E-cigarette laws to change THIS WEEK - Here's how vapers will be affected

Stock image of vaping
Stock image of vaping

New tobacco laws affecting South Yorkshire vapers who smoke e-cigarettes will come into force this week.

The Tobacco Products Directive is set to affect those who smoke traditional cigarettes when it comes into force on May 20.
Smokers have been warned that the new rules will ban smaller packs of cigarettes and reduce the sale of menthol flavours.

However, a different part of the laws will also bring about changes in vaping and e-cigarettes.

Although vaping itself will not be made illegal under the new laws, new restrictions on the strength of liquids and the size of tanks will be introduced.

Our sister paper, the Yorkshire Evening Post, has looked at the different parts of the new law which will affect vapers.

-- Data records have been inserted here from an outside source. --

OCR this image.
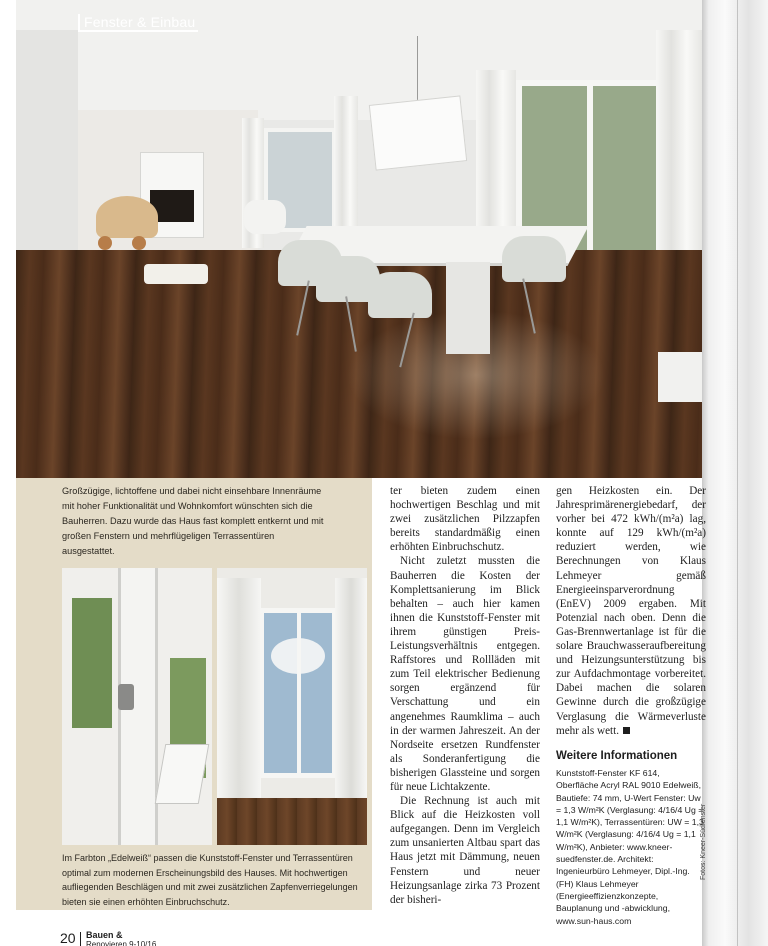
Fenster & Einbau
Großzügige, lichtoffene und dabei nicht einsehbare Innenräume mit hoher Funktionalität und Wohnkomfort wünschten sich die Bauherren. Dazu wurde das Haus fast komplett entkernt und mit großen Fenstern und mehrflügeligen Terrassentüren ausgestattet.
Im Farbton „Edelweiß“ passen die Kunststoff-Fenster und Terrassentüren optimal zum modernen Erscheinungsbild des Hauses. Mit hochwertigen aufliegenden Beschlägen und mit zwei zusätzlichen Zapfenverriegelungen bieten sie einen erhöhten Einbruchschutz.

ter bieten zudem einen hochwertigen Beschlag und mit zwei zusätzlichen Pilzzapfen bereits standardmäßig einen erhöhten Einbruchschutz.

Nicht zuletzt mussten die Bauherren die Kosten der Komplettsanierung im Blick behalten – auch hier kamen ihnen die Kunststoff-Fenster mit ihrem günstigen Preis-Leistungsverhältnis entgegen. Raffstores und Rollläden mit zum Teil elektrischer Bedienung sorgen ergänzend für Verschattung und ein angenehmes Raumklima – auch in der warmen Jahreszeit. An der Nordseite ersetzen Rundfenster als Sonderanfertigung die bisherigen Glassteine und sorgen für neue Lichtakzente.

Die Rechnung ist auch mit Blick auf die Heizkosten voll aufgegangen. Denn im Vergleich zum unsanierten Altbau spart das Haus jetzt mit Dämmung, neuen Fenstern und neuer Heizungsanlage zirka 73 Prozent der bisheri-

gen Heizkosten ein. Der Jahresprimärenergiebedarf, der vorher bei 472 kWh/(m²a) lag, konnte auf 129 kWh/(m²a) reduziert werden, wie Berechnungen von Klaus Lehmeyer gemäß Energieeinsparverordnung (EnEV) 2009 ergaben. Mit Potenzial nach oben. Denn die Gas-Brennwertanlage ist für die solare Brauchwasseraufbereitung und Heizungsunterstützung bis zur Aufdachmontage vorbereitet. Dabei machen die solaren Gewinne durch die großzügige Verglasung die Wärmeverluste mehr als wett.

Weitere Informationen
Kunststoff-Fenster KF 614, Oberfläche Acryl RAL 9010 Edelweiß, Bautiefe: 74 mm, U-Wert Fenster: Uw = 1,3 W/m²K (Verglasung: 4/16/4 Ug = 1,1 W/m²K), Terrassentüren: UW = 1,3 W/m²K (Verglasung: 4/16/4 Ug = 1,1 W/m²K), Anbieter: www.kneer-suedfenster.de. Architekt: Ingenieurbüro Lehmeyer, Dipl.-Ing. (FH) Klaus Lehmeyer (Energieeffizienzkonzepte, Bauplanung und -abwicklung, www.sun-haus.com
Fotos: Kneer-Südfenster
20 Bauen &
Renovieren 9-10/16
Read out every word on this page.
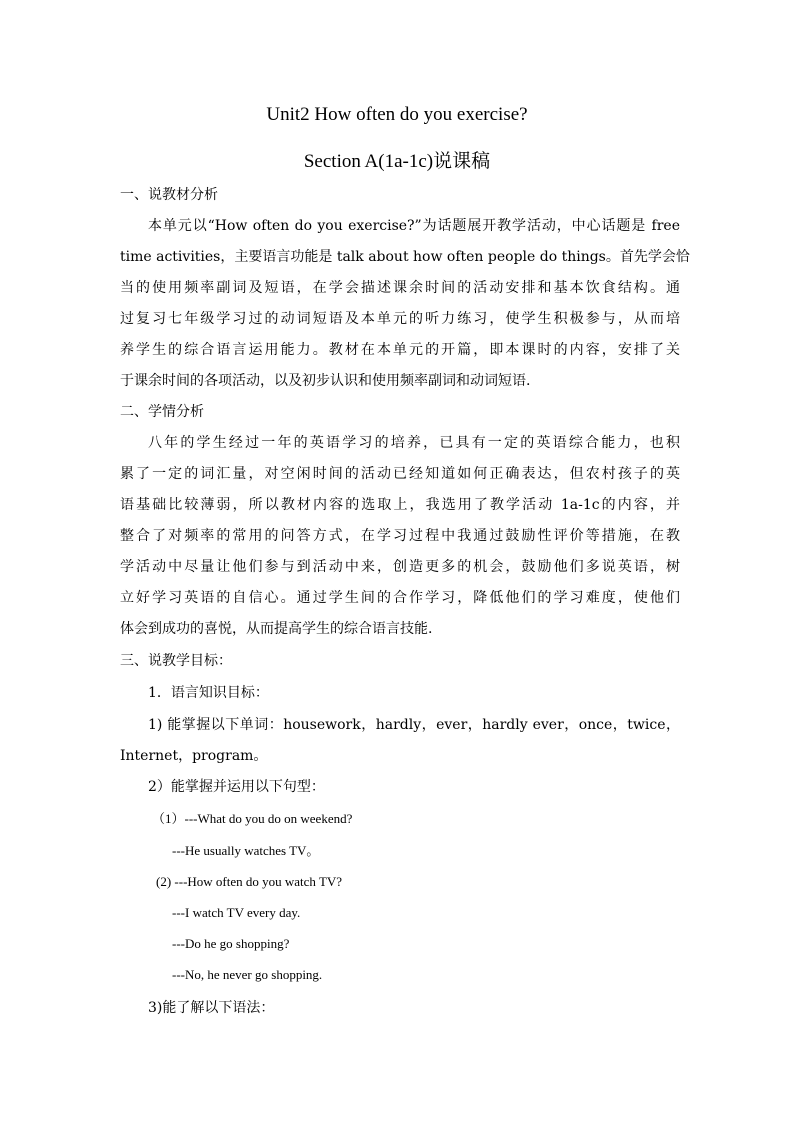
Unit2 How often do you exercise?
Section A(1a-1c)说课稿
一、说教材分析
本单元以“How often do you exercise?”为话题展开教学活动，中心话题是 free
time activities，主要语言功能是 talk about how often people do things。首先学会恰
当的使用频率副词及短语，在学会描述课余时间的活动安排和基本饮食结构。通
过复习七年级学习过的动词短语及本单元的听力练习，使学生积极参与，从而培
养学生的综合语言运用能力。教材在本单元的开篇，即本课时的内容，安排了关
于课余时间的各项活动，以及初步认识和使用频率副词和动词短语.
二、学情分析
八年的学生经过一年的英语学习的培养，已具有一定的英语综合能力，也积
累了一定的词汇量，对空闲时间的活动已经知道如何正确表达，但农村孩子的英
语基础比较薄弱，所以教材内容的选取上，我选用了教学活动 1a-1c的内容，并
整合了对频率的常用的问答方式，在学习过程中我通过鼓励性评价等措施，在教
学活动中尽量让他们参与到活动中来，创造更多的机会，鼓励他们多说英语，树
立好学习英语的自信心。通过学生间的合作学习，降低他们的学习难度，使他们
体会到成功的喜悦，从而提高学生的综合语言技能.
三、说教学目标：
1．语言知识目标：
1) 能掌握以下单词：housework，hardly，ever，hardly ever，once，twice，
Internet，program。
2）能掌握并运用以下句型：
（1）---What do you do on weekend?
---He usually watches TV。
(2) ---How often do you watch TV?
---I watch TV every day.
---Do he go shopping?
---No, he never go shopping.
3)能了解以下语法：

E-liquid bottles over 10ml in size are illegal to sell

IT means large refills are no longer allowed. At the moment, 30ml is a common size, meaning vapers will have to buy several smaller bottles instead.

E-liquids cannot be stronger than 20mg per litre

At the moment the vape liquid can be much stronger than this.

Vape tanks can't be larger than 2ml in size

Perhaps in a bid to cut the amount people are able to vape easily, the maximum permissable size of the tanks has been made pretty small.

Vapers who use larger devices may now find their favourite model is no longer legal.

New labelling including safety warnings

All bottles and devices must now carry safety warnings on the labels

E-cigarettes must be registered

All e-cigarettes and e-liquids must now be registered with the Medicines and Healthcare products regulatory agency.

It will probably mean an end to cheap e-cig products, as they will have to go through proper certification and testing.

Bottles and devices must be labelled with new safety warnings.

Some ingredients banned

Caffeine and taurine (most commonly seen in energy drinks) are now banned from being added to e-liquids. Goodbye, energy boosting vapes.

Any seller not complying with the new laws by May 20 faces up to two years in prison.